For those of you who don’t remember, Yertle’s downfall is that he wants all the other turtles to form a turtle pyramid so he can see more and rule more.
I must say, dear old Dad gave an amazing performance reading the parts of old Yertle and the underling Mack. I thought to myself, the young Marine recruits in his charge would believe neither their eyes or their ears.
That was an extremely tough act to follow, but I had the immense pleasure of being guest reader of the story of Gertrude McFuzz.
“There once was a girl bird named Gertrude McFuzz
Who had the plainest bird-tail there was…”
Even twenty-some years later, I remember Erin Nicole giggling as I read. I thought if giggling was an Olympic event, she would certainly win multiple gold medals. I’m amazed how that experience stays with me more than two decades later. Erin and Seana are both college graduates now, and Seana has completed her first year of veterinary school at UC Davis. Bryant Edward, the tiny little fellow I remember Mom picking up and putting in his stroller, is about to graduate from college. He towers over not only me, but his dear old dad as well. If I want to be in a good place in my head, I put this memory on repeat.

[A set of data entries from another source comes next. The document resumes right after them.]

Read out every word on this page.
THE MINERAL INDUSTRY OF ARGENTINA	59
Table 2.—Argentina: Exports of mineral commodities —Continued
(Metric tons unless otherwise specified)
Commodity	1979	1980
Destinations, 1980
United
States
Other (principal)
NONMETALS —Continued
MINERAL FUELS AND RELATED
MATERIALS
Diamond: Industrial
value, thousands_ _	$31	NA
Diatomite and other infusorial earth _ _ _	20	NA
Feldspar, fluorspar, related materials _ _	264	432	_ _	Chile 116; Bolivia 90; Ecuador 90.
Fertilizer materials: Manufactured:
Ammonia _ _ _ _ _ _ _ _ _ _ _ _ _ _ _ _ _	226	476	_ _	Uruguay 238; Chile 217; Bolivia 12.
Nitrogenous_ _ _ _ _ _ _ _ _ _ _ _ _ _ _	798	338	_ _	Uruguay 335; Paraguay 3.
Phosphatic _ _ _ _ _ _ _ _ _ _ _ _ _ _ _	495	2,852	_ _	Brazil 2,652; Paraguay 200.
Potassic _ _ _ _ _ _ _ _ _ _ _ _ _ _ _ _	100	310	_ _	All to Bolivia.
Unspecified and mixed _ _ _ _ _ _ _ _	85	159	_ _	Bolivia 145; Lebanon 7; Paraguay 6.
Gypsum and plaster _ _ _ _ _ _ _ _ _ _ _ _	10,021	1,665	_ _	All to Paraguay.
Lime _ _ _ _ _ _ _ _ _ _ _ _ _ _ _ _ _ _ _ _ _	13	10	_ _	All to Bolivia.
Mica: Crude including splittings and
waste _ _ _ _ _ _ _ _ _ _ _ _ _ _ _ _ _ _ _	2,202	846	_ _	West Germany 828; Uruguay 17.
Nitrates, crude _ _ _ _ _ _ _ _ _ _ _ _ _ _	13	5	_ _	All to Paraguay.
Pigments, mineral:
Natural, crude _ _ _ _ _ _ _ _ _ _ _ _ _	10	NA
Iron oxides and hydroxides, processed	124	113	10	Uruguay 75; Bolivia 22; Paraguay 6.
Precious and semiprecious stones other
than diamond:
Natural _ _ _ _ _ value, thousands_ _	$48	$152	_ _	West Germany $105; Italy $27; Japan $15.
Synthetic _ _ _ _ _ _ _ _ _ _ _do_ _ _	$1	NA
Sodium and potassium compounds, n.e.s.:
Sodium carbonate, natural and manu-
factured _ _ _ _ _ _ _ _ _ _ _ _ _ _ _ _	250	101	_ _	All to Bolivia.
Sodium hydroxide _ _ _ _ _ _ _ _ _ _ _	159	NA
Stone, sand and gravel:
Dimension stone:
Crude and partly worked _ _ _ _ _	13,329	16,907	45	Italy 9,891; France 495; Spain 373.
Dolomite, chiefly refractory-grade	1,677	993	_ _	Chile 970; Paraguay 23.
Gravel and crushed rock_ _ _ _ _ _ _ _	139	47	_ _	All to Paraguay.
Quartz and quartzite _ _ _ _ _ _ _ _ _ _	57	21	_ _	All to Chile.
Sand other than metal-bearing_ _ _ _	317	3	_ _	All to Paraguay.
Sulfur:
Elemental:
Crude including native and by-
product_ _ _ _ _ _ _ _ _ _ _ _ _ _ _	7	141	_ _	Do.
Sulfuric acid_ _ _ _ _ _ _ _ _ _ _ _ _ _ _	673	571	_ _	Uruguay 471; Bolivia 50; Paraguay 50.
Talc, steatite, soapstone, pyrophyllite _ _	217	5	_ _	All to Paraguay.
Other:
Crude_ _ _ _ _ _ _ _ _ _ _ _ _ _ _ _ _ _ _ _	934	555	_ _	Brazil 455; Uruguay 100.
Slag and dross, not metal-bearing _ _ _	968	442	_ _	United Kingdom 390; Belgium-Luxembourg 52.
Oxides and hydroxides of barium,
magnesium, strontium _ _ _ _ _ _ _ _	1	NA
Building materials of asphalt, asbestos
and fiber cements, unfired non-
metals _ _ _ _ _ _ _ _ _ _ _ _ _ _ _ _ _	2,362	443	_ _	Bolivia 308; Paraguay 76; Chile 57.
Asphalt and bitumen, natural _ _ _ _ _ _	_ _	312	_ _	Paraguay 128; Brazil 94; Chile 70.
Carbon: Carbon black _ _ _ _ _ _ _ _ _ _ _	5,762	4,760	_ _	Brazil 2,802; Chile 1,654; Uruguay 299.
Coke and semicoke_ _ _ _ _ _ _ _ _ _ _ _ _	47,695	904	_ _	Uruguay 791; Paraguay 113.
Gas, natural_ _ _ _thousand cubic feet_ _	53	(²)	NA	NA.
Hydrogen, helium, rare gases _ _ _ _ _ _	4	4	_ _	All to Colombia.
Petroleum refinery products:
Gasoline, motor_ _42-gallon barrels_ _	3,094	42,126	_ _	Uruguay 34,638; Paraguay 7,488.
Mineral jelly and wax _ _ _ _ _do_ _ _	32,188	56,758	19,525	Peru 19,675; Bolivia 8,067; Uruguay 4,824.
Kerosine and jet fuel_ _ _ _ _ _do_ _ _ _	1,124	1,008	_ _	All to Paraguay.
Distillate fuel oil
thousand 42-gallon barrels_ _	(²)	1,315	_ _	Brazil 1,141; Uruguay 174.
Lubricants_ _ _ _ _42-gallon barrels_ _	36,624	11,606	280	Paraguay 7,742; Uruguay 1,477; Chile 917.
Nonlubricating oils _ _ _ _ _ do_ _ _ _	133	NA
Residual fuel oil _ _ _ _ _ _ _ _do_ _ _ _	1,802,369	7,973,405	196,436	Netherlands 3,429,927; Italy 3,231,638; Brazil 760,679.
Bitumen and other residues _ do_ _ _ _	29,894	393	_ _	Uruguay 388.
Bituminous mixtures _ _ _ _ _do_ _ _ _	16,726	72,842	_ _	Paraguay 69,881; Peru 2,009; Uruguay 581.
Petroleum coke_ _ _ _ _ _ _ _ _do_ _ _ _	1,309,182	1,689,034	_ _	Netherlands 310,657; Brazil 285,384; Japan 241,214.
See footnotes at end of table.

Last month, my wonderful typist Marie Flynn got some very scary news: her four year old granddaughter Kallen had to go in for extensive open-heart surgery. Happily enough, it appears the doctors knew exactly what they were doing, though Kallen will have to go through a lengthy period of rest and recuperation. Having your entire sternum cut down the middle has got to be awfully rough on anyone of any age, much less a girl who is not quite ready for preschool. When I got the news, I thought about it for a bit and then gave Marie a copy of Yertle the Turtle and three other Dr Seuss books. I hope that will do something to lift her granddaughter’s spirits.
I will now pronounce two great lessons of life: 1) never miss a chance to read Dr Seuss to a little kid and 2) never miss a chance to get a copy of one of Dr Seuss’s books for a sick child.